As TPM reported earlier, CNBC's Jim Cramer tweeted on Tuesday morning that his father — a World War II veteran named Ken — would lose the ability to vote under the state voter ID law because he "does not drive, he is elderly, and can't prove his citizenship."
Less than seven hours later, the "Mad Money" host tweeted that authorities with Pennsylvania's transportation office "came directly to the rescue" of his father.
So how did it happen so fast? Needless to say, the reach of the younger Cramer, who has more than a half million Twitter followers and a net worth reportedly in the tens of millions of dollars, had a lot to do with it.
Jan McKnight of the Pennsylvania Department of Transporation told TPM that a fellow staffer alerted her to Cramer's tweet with an email. McKnight was then able to contact Cramer's publicist.
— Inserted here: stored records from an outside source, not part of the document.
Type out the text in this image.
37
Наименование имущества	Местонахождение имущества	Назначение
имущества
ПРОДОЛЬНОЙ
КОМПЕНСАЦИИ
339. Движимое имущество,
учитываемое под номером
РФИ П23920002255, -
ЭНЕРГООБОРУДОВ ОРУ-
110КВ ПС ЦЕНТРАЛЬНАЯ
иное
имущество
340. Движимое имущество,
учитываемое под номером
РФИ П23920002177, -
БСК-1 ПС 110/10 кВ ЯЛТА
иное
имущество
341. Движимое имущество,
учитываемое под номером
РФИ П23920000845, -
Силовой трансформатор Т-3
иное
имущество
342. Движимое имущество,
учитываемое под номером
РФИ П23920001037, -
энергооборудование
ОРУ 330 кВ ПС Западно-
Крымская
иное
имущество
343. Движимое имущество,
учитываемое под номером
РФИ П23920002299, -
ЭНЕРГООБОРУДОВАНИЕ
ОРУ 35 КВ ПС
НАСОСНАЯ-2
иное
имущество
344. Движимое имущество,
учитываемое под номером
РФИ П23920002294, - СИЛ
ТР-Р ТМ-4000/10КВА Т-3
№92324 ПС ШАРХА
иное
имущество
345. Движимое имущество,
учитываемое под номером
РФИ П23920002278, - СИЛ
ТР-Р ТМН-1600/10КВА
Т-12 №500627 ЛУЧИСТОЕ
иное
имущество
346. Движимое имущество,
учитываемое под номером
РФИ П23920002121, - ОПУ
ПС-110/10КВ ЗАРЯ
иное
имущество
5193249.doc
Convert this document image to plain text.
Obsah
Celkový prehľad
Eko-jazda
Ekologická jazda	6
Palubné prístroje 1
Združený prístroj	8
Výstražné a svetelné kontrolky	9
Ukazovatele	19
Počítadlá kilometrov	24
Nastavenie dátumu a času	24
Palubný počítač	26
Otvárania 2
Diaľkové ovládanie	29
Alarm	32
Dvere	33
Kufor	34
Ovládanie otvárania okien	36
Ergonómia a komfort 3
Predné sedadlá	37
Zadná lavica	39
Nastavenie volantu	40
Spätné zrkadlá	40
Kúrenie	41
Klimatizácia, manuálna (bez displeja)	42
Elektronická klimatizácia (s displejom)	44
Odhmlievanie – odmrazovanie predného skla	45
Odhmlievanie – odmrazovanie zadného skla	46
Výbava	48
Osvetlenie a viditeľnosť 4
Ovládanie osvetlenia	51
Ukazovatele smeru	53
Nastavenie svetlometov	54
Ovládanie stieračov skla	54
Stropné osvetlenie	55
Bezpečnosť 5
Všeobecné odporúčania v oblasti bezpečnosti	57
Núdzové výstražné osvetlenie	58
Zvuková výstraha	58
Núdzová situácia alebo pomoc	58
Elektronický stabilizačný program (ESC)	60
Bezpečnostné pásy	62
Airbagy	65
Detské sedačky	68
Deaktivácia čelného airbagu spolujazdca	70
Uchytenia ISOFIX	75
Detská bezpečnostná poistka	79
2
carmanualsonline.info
The publicist gave Cramer's family a phone number for McKnight.
"I can't go into the details because of privacy issues, but we were able to help him," McKnight told TPM. She also said she has helped other people get IDs after reading accounts of their struggles in the news.
McKnight said the agency recently began offering a "safety net" form of photo identification, which is given to voters lack a birth certificate but have a Social Security number. The agency issued 472 of those IDs from the first day they were available on Aug. 27 through Sept. 7. PennDOT's Philadelphia branch alone issued 286 of them.
Besides transportation officials, a congressional staffer also reached out to Cramer on Tuesday and offered to help the cable host's father. The staffer never got a response. But he later said the case was another example of the problems created by the rush to enact restrictive voting laws.
"Cases like Mr. Cramer's show that ID laws are about disenfranchising eligible voters, not preventing fraud," staffer Gregory Abbott told TPM. "Many don't yet realize that its affecting them or someone they know."
Abbott works for Democrats in the House Administration Committee. He said even Rep. Bob Brady (D-PA), the ranking Democrat on the committee, had trouble getting adequate photo identification for one if the congressman's own parents.
Pennsylvania's voter ID law was upheld by a Republican judge last month. It will go before the state Supreme Court on Thursday. Justice Department officials are also investigating whether the law is discriminatory under the Voting Rights Act.
The state has admitted that more than 750,000 registered voters lack an adequate form of state-issued photo identification. That number grows when registered voters with expired licenses are included. Pennsylvania has been running an educational campaign to inform voters of the new identification requirements, a push that includes an ad tying photo identification to patriotism.